Pour éviter que les technologies créent une classe de laissés-pour-compte, Mme Sawchuk croit qu’il faut renseigner les personnes âgées sur les bienfaits potentiels d’une vie « connectée » et les accompagner au fil de leurs apprentissages. « Ce n’est pas toujours positif d’être connecté. Mais nous devons leur offrir le choix d’entrer ou non dans la vague et de recenser les barrières à l’accès et à la participation des personnes âgées. »

En 2014, plus de 85 % de l’ensemble des foyers québécois étaient branchés à Internet, indiquent les plus récentes données compilées par le Centre facilitant la recherche et l’innovation dans les organisations (CEFRIO). Cette proportion glisse à 69 % chez les 65-74 ans et à 42 % chez les 75 ans et plus. De la même façon, 53 % des Québécois possédaient un téléphone intelligent l’an dernier, une proportion inférieure à celle des 25-34 ans (75 %), mais largement supérieure à celle des 65-74 ans (24 %) ou des 75 ans et plus (13 %).

Histoire de famille

 

Kim Sawchuk s’intéresse depuis plusieurs années à la relation entre le vieillissement de la population, les technologies et la communication. Tout a commencé il y a près de 20 ans, lors d’une entrevue réalisée avec sa grand-mère pour l’une de ses recherches. « J’avais acheté l’un des premiers appareils photo numériques et je voulais qu’elle me raconte son histoire de vie, se souvient-elle. Après une demi-heure de questions et de photos, elle m’a demandé de prendre l’appareil pour l’utiliser. Ce fut un moment décisif pour moi. Pourquoi avais-je tenu pour acquis qu’elle devait simplement répondre aux questions et qu’elle n’aurait pas d’intérêt pour la technologie ? »

Plusieurs générations d’appareils photo numériques plus tard, elle tente d’inculquer cette même ouverture d’esprit à ses étudiants. « Dans nos recherches, nous ne nous demandons pas ce que nous pouvons montrer aux personnes âgées. Nous essayons plutôt de répondre à leurs besoins selon leurs valeurs et leur expérience des médias depuis leur naissance, précise-t-elle. Que ce soit la radio, la télévision, puis Internet, on leur a toujours promis que la toute dernière technologie allait changer leur vie pour le mieux. On peut en douter lorsqu’on a 70 ou 80 ans. »

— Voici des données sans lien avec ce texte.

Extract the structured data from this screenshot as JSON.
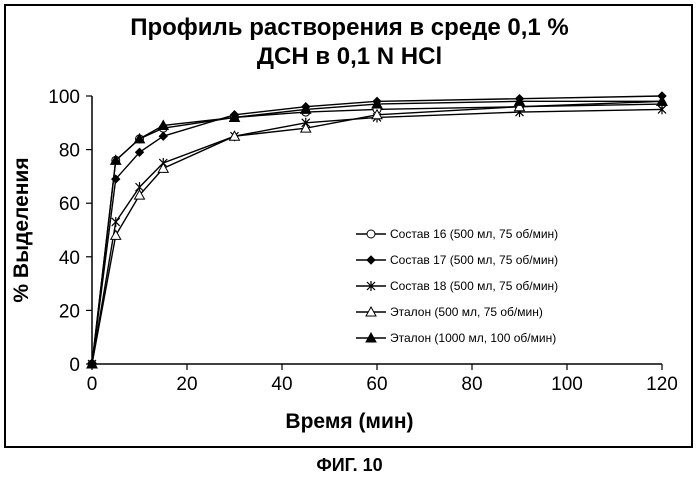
{
  "chart_data": {
    "type": "line",
    "title_line1": "Профиль растворения в среде 0,1 %",
    "title_line2": "ДСН в 0,1 N HCl",
    "xlabel": "Время (мин)",
    "ylabel": "% Выделения",
    "xlim": [
      0,
      120
    ],
    "ylim": [
      0,
      100
    ],
    "xticks": [
      0,
      20,
      40,
      60,
      80,
      100,
      120
    ],
    "yticks": [
      0,
      20,
      40,
      60,
      80,
      100
    ],
    "grid": false,
    "legend_position": "right",
    "series": [
      {
        "name": "Состав 16 (500 мл, 75 об/мин)",
        "marker": "circle-open",
        "x": [
          0,
          5,
          10,
          15,
          30,
          45,
          60,
          90,
          120
        ],
        "y": [
          0,
          76,
          84,
          88,
          92,
          94,
          95,
          96,
          97
        ]
      },
      {
        "name": "Состав 17 (500 мл, 75 об/мин)",
        "marker": "diamond-filled",
        "x": [
          0,
          5,
          10,
          15,
          30,
          45,
          60,
          90,
          120
        ],
        "y": [
          0,
          69,
          79,
          85,
          93,
          96,
          98,
          99,
          100
        ]
      },
      {
        "name": "Состав 18 (500 мл, 75 об/мин)",
        "marker": "star",
        "x": [
          0,
          5,
          10,
          15,
          30,
          45,
          60,
          90,
          120
        ],
        "y": [
          0,
          53,
          66,
          75,
          85,
          90,
          92,
          94,
          95
        ]
      },
      {
        "name": "Эталон (500 мл, 75 об/мин)",
        "marker": "triangle-open",
        "x": [
          0,
          5,
          10,
          15,
          30,
          45,
          60,
          90,
          120
        ],
        "y": [
          0,
          48,
          63,
          73,
          85,
          88,
          93,
          96,
          98
        ]
      },
      {
        "name": "Эталон (1000 мл, 100 об/мин)",
        "marker": "triangle-filled",
        "x": [
          0,
          5,
          10,
          15,
          30,
          45,
          60,
          90,
          120
        ],
        "y": [
          0,
          76,
          84,
          89,
          92,
          95,
          97,
          98,
          98
        ]
      }
    ]
  },
  "caption": "ФИГ. 10"
}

Selon Kim Sawchuk, il faut donc arrêter de croire que les aînés sont « déconnectés » ou qu’ils ne comprennent pas le monde numérique et dématérialisé dans lequel nous vivons. Au contraire, insiste-t-elle, « ils ont quelque chose à nous apprendre au sujet de notre fascination pour la technologie. »

Deux solitudes

 

Cela dit, reconnaître l’apport des personnes âgées à notre société et leur capacité de s’y intégrer ne comble pas instantanément l’écart qui peut exister entre elles et le reste de la population. Certains aînés sont carrément mis à l’écart de leur famille en raison de leur retard technologique, souligne la professeure. « Qu’arrive-t-il si les générations plus jeunes utilisent une certaine plateforme, mais que les générations plus âgées ne peuvent ou ne veulent pas faire de même ? On obtient un fossé générationnel, tranche-t-elle. Il faut montrer aux jeunes que les plus vieux peuvent comprendre, et montrer aux plus vieux ce qu’ils peuvent retirer des technologies. »

La même logique doit prévaloir au sein des compagnies, qui sous-estiment le potentiel des personnes âgées. « Les entreprises en technologie doivent adapter leurs produits pour saisir des occasions souvent négligées, mais surtout adapter leur service pour qu’un aîné qui entre dans un magasin ne soit pas exploité ou pris pour un imbécile. » Il faut éduquer tout le monde pour éviter que l’« âgisme numérique » se répande, note Mme Sawchuk.

Au sein du Mobile Media Lab, le fruit d’une collaboration entre l’Université Concordia et l’Université York de Toronto, Kim Sawchuk explore ces questions dans différents projets de recherche. Elle constate que les données sont peu nombreuses ou imprécises lorsqu’il est question des personnes âgées. « Il faut revoir la manière de faire les choses. Il y a une différence entre avoir 50, 60 ou 90 ans. Mais lorsque je regarde ce que font les compagnies de marketing, c’est souvent 50 ans et plus, sans distinction. »

Est-ce que le sujet est inexploré ou évité ? Sans doute un peu des deux, laisse entendre la professeure. Nous ferions mieux de changer de cap, suggère-t-elle, puisque nous vieillissons tous, qu’on le veuille ou non.